The impromptu quote, "Fix the Damn Bridge," was a mid-2010s rallying cry referring to the West Jefferson Avenue drawbridge which links the Downriver community of River Rouge with the Delray section of neighboring Detroit.  The bridge was active from the early 1900s until operator error caused an accident at the site in 2013 which disabled the structure until it reopened in August 2016.

Background

Three historic drawbridges have lined the Rouge River since the early 1900s, with locations on Dix Highway and Fort Street in Detroit, plus the Jefferson Avenue bridge on the northern border of River Rouge. 

Despite age becoming a factor in the operation and general maintenance of this drawbridge, it was not seen as a problem until May 2013, when an accident would disable the drawbridge in an incident that could easily have been avoided with a more alert person staffing the bridge that day.

Having lifted the bridge for a passing cargo ship, the operator (later found to be under the influence of substances) inadvertently lowered the drawbridge right onto the passing freighter.  This caused significant structural damage to one of the main components of the bridge, bending beams to the point the structure was considered defective and unsafe, and was subsequently closed.  It was the first major bridge accident (not including multiple collisions at the former King Road overpass on Interstate 75) since the second crash at the Grosse Ile Toll Bridge in 1992.

It was thought the repair job on this structure would be rather quick and routine, but this would prove to be a gross miscalculation.  In 2015, WJBK reported the business district on Jefferson north of Coolidge Highway as being in dire shape, with some businesses north of Coolidge suffering an 80% drop in year-to-year business due to the lack of customers coming from the Delray area.  Various remaining shops still displayed orange signs on their storefronts proclaiming, "Fix The Damn Bridge."

By this time, Wayne County had set various dates for repair/reconstruction of the bridge, but to this date, no work has been completed. Combined with the nearly two-and-a-half-year reconstruction of the drawbridge spanning Fort Street near Oakwood Boulevard which started shortly after the Jefferson bridge accident, plus brief closures of the Dix bridge, I-75 was left as the only logical transportation route into the city of Detroit from Downriver.

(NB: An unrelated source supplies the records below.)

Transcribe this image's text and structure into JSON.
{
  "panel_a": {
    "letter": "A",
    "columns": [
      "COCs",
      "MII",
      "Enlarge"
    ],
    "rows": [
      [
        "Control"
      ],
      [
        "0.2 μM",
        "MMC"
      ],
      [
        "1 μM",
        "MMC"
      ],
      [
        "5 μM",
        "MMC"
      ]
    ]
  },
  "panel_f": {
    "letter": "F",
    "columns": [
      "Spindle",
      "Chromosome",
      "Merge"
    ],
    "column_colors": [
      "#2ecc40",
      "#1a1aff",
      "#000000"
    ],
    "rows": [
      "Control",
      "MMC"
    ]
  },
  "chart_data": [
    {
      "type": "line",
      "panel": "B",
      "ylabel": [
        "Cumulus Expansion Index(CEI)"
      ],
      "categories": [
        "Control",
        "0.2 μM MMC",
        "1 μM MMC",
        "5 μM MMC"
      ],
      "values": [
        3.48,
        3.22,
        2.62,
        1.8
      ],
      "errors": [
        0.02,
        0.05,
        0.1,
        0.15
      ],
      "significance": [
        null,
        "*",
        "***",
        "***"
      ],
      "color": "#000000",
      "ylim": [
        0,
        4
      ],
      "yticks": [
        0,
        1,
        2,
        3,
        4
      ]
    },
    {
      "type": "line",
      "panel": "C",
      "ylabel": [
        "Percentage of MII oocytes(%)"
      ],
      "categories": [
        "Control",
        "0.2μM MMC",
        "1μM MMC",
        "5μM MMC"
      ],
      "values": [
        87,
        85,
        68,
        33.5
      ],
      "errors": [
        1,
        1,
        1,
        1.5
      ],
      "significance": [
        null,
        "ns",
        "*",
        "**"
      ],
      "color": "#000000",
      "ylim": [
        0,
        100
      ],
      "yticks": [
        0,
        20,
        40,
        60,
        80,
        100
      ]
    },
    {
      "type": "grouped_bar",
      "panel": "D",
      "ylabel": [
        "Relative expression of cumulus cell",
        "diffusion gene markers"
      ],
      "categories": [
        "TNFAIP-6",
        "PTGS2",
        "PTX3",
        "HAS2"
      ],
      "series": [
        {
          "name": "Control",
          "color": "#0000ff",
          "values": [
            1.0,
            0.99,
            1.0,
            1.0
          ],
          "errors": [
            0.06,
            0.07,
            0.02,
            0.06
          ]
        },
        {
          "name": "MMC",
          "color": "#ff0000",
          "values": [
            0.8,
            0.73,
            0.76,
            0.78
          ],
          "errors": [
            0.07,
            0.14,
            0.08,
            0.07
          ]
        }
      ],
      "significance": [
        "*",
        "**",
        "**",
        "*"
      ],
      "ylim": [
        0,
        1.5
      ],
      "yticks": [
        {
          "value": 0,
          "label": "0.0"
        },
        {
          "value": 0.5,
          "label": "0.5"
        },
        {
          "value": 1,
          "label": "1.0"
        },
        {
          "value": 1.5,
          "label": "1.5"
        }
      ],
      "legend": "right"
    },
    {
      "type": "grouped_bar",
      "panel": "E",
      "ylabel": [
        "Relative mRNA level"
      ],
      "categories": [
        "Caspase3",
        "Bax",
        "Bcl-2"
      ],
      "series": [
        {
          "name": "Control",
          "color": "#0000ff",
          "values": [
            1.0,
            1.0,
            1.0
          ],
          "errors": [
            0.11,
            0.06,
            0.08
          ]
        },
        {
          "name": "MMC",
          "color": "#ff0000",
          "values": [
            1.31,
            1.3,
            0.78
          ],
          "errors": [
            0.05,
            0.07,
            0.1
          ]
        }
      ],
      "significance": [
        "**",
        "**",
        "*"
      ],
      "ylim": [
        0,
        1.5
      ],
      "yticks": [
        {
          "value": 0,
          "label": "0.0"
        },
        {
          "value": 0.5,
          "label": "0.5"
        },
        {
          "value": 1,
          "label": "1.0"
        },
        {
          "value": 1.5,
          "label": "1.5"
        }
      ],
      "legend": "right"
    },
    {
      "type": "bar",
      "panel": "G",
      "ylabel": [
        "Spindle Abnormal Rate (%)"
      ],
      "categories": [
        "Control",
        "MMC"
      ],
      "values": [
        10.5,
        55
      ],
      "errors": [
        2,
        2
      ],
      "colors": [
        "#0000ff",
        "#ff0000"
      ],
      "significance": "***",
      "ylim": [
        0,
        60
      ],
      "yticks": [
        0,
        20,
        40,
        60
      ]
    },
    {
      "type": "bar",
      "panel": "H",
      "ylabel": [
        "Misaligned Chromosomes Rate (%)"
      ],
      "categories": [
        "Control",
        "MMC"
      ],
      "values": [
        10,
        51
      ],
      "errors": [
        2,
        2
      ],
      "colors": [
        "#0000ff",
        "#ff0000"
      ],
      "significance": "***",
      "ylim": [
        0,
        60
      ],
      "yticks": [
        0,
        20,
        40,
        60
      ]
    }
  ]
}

The problems with access from Downriver to Southwest (and southern) Detroit and points north was eased somewhat on New Year's Eve 2015 when the Fort Street bridge was finally reopened to traffic after it was concurrently closed for over two years for a reconditioning. Work soon resumed on rebuilding the damaged half of the Jefferson Avenue drawbridge, and in August 2016, it reopened to traffic under major fanfare.